Energy executives and officials cast doubt Wednesday on plans to build a liquefied natural gas terminal for the EU’s former-Soviet Baltic republics, part of a push to make them less reliant on former master Russia.

All too familiar with Moscow’s willingness to play power politics with its oil and gas riches, Lithuania, Latvia and Estonia are part of a raft of former communist states in Eastern Europe working hard to find alternative sources of supply.

But officials say they lack the drive to cooperate fully with one another, undermining larger-scale projects that require a bigger funding and consumer base than each of their small economies provides independently.
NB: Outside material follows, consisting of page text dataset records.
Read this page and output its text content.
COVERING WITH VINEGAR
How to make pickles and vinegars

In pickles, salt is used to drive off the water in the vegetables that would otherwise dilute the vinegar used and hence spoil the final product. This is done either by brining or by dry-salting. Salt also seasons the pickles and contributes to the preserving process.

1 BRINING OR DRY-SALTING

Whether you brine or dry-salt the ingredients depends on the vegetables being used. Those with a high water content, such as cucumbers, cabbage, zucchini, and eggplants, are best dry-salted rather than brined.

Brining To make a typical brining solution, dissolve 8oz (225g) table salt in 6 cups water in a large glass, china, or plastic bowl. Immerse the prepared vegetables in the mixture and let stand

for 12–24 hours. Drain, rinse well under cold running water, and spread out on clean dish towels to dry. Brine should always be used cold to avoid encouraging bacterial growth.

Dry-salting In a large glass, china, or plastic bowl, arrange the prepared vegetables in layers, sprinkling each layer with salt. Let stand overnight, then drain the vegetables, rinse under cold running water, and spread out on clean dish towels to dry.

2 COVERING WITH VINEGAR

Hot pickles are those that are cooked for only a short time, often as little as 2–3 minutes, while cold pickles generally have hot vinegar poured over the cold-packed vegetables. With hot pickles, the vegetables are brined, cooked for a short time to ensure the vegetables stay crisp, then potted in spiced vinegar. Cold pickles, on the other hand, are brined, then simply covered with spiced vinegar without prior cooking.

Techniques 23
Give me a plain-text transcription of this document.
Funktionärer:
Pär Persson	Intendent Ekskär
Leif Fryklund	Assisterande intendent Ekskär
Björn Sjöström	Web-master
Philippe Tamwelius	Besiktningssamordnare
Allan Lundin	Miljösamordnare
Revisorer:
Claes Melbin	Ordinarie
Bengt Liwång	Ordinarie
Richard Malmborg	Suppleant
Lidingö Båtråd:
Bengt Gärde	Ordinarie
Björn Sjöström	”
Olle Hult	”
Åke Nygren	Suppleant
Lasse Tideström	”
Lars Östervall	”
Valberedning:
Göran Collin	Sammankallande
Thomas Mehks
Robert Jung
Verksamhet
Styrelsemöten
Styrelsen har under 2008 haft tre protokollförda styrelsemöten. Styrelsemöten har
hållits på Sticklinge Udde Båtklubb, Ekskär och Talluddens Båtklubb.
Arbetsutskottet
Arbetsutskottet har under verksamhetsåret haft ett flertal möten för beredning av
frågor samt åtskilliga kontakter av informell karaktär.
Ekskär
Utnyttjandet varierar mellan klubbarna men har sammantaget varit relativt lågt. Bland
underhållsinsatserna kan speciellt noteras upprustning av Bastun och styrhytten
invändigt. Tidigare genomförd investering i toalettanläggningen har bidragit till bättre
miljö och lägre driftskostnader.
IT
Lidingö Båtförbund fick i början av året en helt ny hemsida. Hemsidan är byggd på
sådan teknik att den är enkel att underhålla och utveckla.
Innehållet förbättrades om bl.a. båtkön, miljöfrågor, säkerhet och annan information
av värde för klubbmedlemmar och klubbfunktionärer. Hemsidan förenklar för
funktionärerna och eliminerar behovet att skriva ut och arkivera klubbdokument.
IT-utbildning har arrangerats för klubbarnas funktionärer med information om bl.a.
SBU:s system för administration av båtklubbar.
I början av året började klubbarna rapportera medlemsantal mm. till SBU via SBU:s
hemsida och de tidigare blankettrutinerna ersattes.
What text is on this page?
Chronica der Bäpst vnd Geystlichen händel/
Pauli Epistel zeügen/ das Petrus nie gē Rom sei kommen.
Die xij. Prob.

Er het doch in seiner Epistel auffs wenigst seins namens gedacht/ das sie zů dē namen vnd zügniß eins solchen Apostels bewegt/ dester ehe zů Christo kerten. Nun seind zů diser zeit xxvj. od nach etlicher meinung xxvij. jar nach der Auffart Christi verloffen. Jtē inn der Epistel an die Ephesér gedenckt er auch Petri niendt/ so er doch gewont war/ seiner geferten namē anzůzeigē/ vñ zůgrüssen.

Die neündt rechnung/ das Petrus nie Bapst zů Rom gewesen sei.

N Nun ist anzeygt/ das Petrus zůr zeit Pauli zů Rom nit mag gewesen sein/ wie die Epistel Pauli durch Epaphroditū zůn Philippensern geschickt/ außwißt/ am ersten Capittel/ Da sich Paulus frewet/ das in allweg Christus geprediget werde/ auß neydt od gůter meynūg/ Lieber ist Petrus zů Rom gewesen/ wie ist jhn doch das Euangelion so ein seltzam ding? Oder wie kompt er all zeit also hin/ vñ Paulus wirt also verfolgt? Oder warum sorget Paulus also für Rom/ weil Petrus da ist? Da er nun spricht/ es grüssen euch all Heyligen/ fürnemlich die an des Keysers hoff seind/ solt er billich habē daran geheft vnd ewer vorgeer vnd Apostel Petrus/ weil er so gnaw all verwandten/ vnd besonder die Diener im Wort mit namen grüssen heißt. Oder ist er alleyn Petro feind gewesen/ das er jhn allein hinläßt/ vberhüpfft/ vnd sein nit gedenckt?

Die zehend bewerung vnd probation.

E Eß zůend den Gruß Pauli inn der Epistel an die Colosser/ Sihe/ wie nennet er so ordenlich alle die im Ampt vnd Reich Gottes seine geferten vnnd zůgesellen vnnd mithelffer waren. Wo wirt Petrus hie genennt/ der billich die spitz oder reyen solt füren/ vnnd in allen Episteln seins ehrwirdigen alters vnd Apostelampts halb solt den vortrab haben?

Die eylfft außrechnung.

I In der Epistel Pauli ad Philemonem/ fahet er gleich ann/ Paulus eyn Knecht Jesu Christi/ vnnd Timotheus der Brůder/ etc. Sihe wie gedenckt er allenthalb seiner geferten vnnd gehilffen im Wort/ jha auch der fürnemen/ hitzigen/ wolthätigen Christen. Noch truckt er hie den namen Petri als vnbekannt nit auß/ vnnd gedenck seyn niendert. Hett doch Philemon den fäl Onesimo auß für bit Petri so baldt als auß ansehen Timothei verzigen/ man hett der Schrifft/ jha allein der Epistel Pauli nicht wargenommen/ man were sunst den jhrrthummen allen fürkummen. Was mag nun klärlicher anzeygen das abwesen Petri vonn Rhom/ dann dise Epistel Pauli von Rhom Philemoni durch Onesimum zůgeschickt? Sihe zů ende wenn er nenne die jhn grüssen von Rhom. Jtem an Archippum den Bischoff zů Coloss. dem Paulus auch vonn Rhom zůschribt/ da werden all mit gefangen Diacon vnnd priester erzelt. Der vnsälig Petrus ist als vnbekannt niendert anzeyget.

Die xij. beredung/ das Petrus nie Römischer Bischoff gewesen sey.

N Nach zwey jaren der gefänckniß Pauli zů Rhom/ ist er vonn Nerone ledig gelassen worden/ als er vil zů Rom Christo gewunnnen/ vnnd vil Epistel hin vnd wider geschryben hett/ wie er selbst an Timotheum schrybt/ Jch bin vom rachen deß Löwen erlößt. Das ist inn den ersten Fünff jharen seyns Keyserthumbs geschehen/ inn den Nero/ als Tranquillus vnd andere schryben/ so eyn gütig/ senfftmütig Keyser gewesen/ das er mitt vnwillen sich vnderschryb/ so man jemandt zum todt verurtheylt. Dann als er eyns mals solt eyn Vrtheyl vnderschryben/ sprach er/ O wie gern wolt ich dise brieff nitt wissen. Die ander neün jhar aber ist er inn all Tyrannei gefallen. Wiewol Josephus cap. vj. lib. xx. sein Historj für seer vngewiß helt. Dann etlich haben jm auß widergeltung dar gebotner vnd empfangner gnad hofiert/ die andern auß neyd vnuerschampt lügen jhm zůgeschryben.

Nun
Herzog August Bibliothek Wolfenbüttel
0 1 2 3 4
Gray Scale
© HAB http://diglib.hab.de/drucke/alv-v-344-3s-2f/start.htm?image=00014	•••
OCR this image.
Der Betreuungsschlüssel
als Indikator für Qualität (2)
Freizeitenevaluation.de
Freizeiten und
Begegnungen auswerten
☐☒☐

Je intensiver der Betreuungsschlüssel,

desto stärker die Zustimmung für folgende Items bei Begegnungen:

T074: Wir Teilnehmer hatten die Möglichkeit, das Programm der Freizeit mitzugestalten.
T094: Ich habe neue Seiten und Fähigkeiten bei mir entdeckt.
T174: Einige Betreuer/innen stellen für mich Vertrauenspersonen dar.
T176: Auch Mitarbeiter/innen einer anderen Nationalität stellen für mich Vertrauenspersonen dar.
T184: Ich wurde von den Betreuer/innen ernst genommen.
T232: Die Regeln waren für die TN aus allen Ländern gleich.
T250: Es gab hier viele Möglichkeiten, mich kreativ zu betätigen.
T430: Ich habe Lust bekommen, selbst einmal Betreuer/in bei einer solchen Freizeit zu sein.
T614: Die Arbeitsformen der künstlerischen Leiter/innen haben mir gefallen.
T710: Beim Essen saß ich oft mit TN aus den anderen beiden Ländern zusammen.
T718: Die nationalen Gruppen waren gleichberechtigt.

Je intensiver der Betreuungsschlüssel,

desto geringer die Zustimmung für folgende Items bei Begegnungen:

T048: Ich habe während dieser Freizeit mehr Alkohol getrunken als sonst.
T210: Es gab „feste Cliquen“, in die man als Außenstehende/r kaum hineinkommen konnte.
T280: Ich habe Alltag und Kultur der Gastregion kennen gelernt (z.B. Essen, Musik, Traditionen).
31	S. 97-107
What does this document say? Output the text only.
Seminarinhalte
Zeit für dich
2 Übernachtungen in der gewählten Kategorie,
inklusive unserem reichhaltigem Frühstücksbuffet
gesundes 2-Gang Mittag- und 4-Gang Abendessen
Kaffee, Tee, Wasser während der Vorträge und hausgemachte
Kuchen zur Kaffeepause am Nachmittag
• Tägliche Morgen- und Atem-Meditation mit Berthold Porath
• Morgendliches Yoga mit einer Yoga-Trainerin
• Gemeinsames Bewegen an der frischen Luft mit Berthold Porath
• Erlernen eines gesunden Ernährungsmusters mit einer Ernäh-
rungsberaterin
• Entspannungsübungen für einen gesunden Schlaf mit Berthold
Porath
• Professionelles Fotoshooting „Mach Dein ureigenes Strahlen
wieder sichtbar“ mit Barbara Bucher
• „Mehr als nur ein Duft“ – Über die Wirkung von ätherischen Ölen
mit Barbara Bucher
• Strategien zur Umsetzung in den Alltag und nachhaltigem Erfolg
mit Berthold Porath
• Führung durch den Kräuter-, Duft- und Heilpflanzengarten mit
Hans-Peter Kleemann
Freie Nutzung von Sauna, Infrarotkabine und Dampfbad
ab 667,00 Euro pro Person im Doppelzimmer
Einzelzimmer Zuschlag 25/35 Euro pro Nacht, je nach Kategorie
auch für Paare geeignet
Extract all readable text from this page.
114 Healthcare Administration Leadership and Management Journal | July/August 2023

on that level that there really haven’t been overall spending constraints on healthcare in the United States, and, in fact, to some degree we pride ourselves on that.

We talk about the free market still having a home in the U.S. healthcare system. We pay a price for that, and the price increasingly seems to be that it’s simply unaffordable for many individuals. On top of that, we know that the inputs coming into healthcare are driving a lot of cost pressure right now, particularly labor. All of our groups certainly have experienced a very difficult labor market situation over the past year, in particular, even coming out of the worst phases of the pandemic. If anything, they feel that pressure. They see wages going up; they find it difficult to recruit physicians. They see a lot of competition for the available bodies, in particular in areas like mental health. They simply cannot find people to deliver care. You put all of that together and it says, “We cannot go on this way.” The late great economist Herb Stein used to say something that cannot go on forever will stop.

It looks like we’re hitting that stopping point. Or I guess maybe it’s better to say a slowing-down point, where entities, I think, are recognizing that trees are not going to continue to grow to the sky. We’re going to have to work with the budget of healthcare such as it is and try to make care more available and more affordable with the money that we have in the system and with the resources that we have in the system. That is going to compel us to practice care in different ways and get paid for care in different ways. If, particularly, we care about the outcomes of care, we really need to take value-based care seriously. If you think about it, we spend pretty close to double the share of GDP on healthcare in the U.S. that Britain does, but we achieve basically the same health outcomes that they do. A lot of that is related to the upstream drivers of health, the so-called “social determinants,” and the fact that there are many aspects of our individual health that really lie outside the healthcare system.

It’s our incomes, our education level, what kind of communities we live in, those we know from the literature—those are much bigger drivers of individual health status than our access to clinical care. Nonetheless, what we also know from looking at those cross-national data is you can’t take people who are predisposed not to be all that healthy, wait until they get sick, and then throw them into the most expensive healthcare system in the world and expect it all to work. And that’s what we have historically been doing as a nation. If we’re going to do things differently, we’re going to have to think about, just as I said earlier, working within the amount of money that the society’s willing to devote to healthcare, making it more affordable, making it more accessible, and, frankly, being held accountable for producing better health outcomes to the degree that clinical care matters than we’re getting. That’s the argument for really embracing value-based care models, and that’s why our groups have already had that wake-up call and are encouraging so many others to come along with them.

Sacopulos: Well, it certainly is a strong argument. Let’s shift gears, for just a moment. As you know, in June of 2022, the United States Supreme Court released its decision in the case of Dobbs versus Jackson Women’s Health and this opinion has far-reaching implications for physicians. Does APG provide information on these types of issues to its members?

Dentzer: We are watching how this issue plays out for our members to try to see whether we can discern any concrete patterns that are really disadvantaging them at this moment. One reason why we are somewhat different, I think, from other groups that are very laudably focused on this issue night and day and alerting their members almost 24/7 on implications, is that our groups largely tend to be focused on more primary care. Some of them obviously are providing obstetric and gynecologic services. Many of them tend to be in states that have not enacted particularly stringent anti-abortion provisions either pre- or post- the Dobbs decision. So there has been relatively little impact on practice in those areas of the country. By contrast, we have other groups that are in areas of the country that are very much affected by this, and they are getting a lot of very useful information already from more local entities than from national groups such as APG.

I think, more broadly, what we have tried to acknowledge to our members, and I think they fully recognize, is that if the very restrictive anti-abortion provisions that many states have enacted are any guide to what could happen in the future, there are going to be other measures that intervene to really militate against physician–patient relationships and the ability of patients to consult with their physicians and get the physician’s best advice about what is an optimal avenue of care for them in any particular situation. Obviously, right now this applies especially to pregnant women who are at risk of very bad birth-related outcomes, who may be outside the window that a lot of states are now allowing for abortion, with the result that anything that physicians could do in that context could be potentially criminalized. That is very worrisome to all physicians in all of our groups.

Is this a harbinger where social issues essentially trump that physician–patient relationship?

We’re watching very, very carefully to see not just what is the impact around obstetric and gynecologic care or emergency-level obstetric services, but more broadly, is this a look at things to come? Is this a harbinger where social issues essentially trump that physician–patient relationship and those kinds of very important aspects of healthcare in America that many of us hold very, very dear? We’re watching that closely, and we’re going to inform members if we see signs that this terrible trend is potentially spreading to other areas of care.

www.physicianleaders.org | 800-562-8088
“The Baltic region lacks clarity of future development, and this needs to change, as we require coordination to safeguard supplies,” Dins Merirands, director at the energy department of Latvia’s Ministry of Economics, said at a conference in the Estonian capital, Tallinn.

Poland is launching construction of its own LNG terminal, expected to start importing gas from Qatar in 2014 after it secured the last required piece of funding last month. But the Poles have a consumer base of some 38 million, while the three Baltic states of Estonia, Latvia and Lithuania have respective populations of 1.3 million, 2.2 million and 3.2 million.

The three rely almost exclusively on Russian imports for the gas that covers about 50 percent of their power generation, according to Estonia’s electricity grid operator, Elering.

“If we only have one gas supplier, there is no point in speaking of secure supply, and there is no point in investing in gas-fired power generation,” Elering CEO Taavi Veskimagi said.

The Balts are waiting for a report from the European Commission on where best to place a 4 billion cubic meter LNG terminal for the region. One possibility is Finland, with a pipeline from the Nordic state to the Baltic countries.

But the EU will help fund the project only if there is agreement between the countries involved, and the three governments still seem at odds on whether they need to broaden the project to include Finland in a common infrastructure.

“The most important argument for cooperation is economics of scale to create a common gas infrastructure,” said Ando Leppiman, deputy secretary general at Estonia’s Economy Ministry.

Lithuania is still in the throes of post-election political wrangling to secure a new government, and its officials voiced more concern regarding joint developments. Latvia has said the port in its capital, Riga, would be the best location.

“The upcoming government supports the LNG project as an alternative source of gas,” said Birute Vesaite, a member of the Social Democratic Party, which won the Lithuanian elections.

“But the project is not transparent in terms of funding. Additionally, the existing pipeline highway is too small to support the 4 bcm LNG terminal.”

She also said the gas purchase obligations currently being discussed with the LNG terminal developers were a matter of concern.